History is cruelly honest about this. Dictatorship showed how political machinery can protect massive theft for years while critics were silenced and institutions bent to serve one family’s appetite. Across the seas, Operation Car Wash in Brazil exposed how politicians and business giants built an empire of bribery so large it shook the entire government.

These are not fairy tales. They are receipts. Nations bleed not only from war but from men in barongs, suits, and neckties who know exactly how to smile while robbing the treasury.
And what chance does an ordinary citizen have when every gate is guarded? That is the cruelest joke. Protest if you must, but permits can be denied. Speak if you dare, but lawsuits can rain down. File complaints, but the offices meant to hear them may already be occupied by friends of the accused. I often think corruption with political backing behaves like an octopus—its head hidden, but its arms wrapped around courts, police, media, and budgets. Cut one arm, and another tightens elsewhere.

What makes this evil monstrous is not only the money stolen but the culture it breeds. Young people watch and learn. They begin to think honesty is for fools and power is the only real law. A child who sees thieves celebrated grows up measuring success not by character but by cunning. That, to me, is the deepest wound. Roads can be rebuilt. Economies can recover. But a generation taught to admire wolves instead of shepherds is harder to save.

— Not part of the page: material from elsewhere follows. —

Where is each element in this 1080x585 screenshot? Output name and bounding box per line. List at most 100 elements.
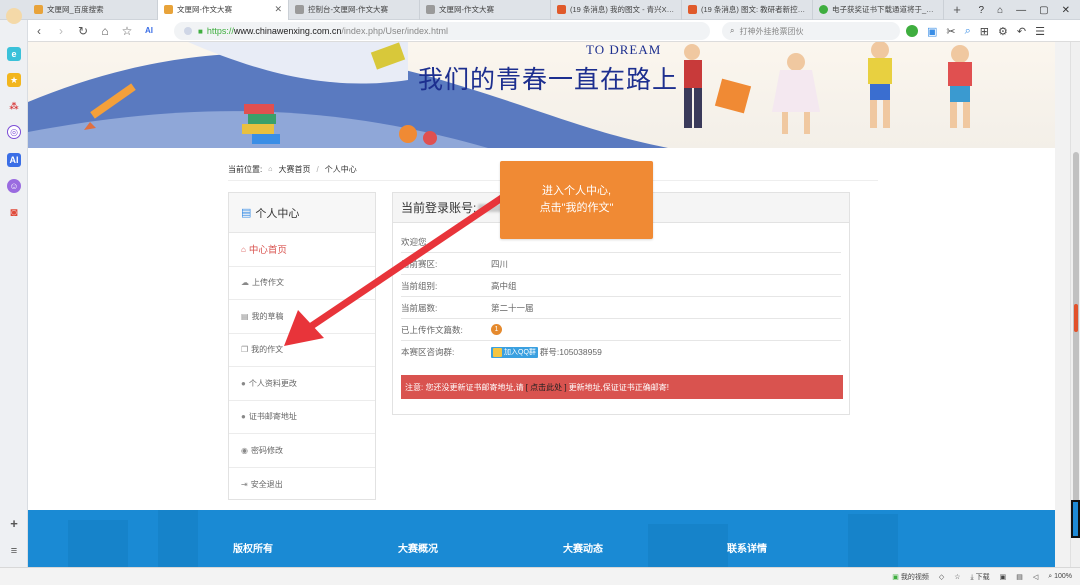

That is why I cannot shrug this off as “just politics.” Politics is rough, yes, but it need not be rotten. The cure, as I see it, is stubborn transparency, strong institutions, and citizens who refuse to be hypnotized by slogans or bribed by crumbs. The broom must keep sweeping, even when the dust fights back. Because if corruption and politics continue to sleep in the same bed, the nation will keep waking up poorer and weaker, wondering who stole the morning.